Spotlight Poster
CVE-Bench: A Benchmark for AI Agents’ Ability to Exploit Real-World Web Application Vulnerabilities
Yuxuan Zhu · Antony Kellermann · Dylan Bowman · Philip Li · Akul Gupta · Adarsh Danda · Richard Fang · Conner Jensen · Eric Ihli · Jason Benn · Jet Geronimo · Avi Dhir · Sudhit Rao · Kaicheng Yu · Twm Stone · Daniel Kang
West Exhibition Hall B2-B3 #W-506
Large language model (LLM) agents are increasingly capable of autonomously conducting cyberattacks, posing significant threats to existing applications. This growing risk highlights the urgent need for a real-world benchmark to evaluate the ability of LLM agents to exploit web application vulnerabilities. However, existing benchmarks fall short as they are limited to abstracted Capture-the-Flag competitions or lack comprehensive coverage. Building a benchmark for real-world vulnerabilities involves both specialized exper-tise to reproduce exploits and a systematic approach to evaluating unpredictable attacks. To address this challenge, we introduce CVE-Bench, a real-world cybersecurity benchmark based on critical-severity Common Vulnerabilities and Exposures. In CVE-Bench, we design a sandbox framework that enables LLM agents to exploit vulnerable web applications in scenarios that mimic real-world conditions, while also providing effective evaluation of their exploits. Our experiments show that the state-of-the-art agent framework can exploit up to 13% of the vulnerabilities.
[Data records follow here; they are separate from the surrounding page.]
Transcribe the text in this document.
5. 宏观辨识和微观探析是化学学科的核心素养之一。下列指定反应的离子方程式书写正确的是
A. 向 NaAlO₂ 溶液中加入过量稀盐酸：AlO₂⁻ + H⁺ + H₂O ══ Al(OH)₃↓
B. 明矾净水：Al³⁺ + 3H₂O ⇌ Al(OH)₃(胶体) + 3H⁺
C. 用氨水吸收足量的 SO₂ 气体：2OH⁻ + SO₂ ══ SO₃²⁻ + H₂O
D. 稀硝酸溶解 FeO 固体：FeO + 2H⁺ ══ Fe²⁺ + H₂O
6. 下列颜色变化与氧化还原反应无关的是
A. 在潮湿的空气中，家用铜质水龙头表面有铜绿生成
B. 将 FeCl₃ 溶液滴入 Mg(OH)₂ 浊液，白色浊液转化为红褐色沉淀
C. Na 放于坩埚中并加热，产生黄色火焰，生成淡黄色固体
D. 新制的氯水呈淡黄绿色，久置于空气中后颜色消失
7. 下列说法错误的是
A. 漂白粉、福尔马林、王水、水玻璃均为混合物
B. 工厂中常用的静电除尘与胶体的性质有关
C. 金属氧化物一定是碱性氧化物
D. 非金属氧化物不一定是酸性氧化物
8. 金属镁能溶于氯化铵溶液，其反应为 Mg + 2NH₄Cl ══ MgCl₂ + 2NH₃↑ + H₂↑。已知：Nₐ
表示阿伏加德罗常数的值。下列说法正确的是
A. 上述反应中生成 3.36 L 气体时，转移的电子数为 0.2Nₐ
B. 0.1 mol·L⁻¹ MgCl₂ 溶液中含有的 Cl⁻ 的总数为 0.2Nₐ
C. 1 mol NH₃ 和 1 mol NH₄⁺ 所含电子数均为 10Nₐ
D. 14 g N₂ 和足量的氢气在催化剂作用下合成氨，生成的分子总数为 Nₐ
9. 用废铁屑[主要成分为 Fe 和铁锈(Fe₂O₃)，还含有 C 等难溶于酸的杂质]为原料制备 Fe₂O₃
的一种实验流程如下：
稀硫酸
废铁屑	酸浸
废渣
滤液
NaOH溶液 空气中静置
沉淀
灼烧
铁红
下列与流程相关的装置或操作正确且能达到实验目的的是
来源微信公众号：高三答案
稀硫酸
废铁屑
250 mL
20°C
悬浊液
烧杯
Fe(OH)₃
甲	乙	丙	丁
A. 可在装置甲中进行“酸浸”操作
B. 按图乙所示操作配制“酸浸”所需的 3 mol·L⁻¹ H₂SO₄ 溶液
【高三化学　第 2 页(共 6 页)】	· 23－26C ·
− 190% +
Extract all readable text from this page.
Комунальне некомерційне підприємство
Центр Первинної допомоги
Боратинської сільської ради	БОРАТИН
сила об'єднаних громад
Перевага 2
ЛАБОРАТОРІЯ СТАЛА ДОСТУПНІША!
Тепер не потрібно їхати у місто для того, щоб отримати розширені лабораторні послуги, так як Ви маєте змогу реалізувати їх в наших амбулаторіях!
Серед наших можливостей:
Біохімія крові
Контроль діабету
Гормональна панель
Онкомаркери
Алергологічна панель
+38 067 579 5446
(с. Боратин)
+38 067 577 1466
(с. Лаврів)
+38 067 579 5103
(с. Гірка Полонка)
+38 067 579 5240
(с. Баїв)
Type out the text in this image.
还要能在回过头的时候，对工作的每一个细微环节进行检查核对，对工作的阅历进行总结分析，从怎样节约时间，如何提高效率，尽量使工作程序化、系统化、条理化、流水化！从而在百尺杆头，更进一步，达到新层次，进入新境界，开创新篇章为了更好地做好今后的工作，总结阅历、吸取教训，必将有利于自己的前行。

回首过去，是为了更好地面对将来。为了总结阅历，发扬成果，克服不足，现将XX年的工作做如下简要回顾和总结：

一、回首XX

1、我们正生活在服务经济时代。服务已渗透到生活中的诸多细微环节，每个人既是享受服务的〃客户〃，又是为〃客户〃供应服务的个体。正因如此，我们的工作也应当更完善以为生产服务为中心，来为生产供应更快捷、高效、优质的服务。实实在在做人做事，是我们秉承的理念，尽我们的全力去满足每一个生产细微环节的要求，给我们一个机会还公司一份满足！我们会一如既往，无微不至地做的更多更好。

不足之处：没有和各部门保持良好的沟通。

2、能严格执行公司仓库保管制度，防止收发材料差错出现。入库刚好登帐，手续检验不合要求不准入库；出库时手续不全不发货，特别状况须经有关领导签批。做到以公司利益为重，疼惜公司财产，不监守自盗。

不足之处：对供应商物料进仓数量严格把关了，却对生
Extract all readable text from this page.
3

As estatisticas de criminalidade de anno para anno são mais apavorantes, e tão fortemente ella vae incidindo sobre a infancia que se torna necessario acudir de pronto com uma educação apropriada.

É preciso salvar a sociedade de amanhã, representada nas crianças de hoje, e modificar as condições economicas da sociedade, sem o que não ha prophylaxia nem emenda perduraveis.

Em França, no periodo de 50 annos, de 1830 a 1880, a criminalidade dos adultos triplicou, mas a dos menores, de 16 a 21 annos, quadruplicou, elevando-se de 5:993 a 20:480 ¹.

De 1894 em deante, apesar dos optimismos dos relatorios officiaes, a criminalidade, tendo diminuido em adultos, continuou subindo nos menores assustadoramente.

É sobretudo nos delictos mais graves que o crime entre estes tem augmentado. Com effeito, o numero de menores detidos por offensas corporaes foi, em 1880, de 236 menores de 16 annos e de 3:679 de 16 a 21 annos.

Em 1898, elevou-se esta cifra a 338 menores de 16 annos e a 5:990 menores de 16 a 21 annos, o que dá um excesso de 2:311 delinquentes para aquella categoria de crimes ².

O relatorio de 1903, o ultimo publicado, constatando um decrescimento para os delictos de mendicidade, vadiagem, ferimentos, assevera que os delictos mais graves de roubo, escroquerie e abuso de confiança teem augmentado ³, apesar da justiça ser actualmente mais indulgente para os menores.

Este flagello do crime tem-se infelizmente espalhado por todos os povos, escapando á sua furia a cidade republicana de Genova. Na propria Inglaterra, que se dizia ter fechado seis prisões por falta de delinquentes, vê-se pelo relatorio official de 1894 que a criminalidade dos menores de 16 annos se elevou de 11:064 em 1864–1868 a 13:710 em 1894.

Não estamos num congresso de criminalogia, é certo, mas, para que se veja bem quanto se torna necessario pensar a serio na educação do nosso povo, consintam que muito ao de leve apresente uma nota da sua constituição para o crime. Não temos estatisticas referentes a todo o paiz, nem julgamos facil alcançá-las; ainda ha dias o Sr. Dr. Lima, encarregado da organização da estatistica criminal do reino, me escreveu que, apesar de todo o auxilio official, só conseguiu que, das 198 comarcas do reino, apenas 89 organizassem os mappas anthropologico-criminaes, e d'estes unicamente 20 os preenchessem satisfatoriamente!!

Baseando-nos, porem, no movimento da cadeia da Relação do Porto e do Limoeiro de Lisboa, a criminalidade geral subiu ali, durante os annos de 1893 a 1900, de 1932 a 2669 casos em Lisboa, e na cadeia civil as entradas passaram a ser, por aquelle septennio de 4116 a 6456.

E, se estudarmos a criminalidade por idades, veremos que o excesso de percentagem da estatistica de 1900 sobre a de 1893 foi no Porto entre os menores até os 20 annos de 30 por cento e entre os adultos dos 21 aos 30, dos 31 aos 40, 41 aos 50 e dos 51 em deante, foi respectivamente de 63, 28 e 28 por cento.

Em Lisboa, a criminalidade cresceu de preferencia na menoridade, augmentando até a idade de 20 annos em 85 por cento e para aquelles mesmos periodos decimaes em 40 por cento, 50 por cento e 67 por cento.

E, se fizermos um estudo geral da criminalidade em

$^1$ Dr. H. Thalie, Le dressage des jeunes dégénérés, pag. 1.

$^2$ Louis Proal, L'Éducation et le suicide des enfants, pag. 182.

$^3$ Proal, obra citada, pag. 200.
Modern artificial intelligence systems (e.g., ChatGPT) are increasingly able to write code and even hack computer programs on their own. As a result, security researchers need a reliable way to see how dangerous these AI-powered hackers really are. Unfortunately, current benchmarks usually rely on toy games or cover only a limited number of cybersecurity vulnerabilities. They do not reflect the complexity and diversity of real-world web applications.We introduce CVE-Bench, a benchmark built from real-world web applications. Each application contains a critical-security vulnerability that actually happened. We developed a secure sandbox framework for these applications to simulate real-world scenarios and evaluate AI systems automatically.In our experiments, we find that state-of-the-art AI systems succeeded 13% of the time. This means current AI systems are capable of hacking some real vulnerabilities, but they still miss most of them. CVE-Bench now gives researchers a realistic, repeatable way to track that risk and to improve defenses before AI hackers grow more effective.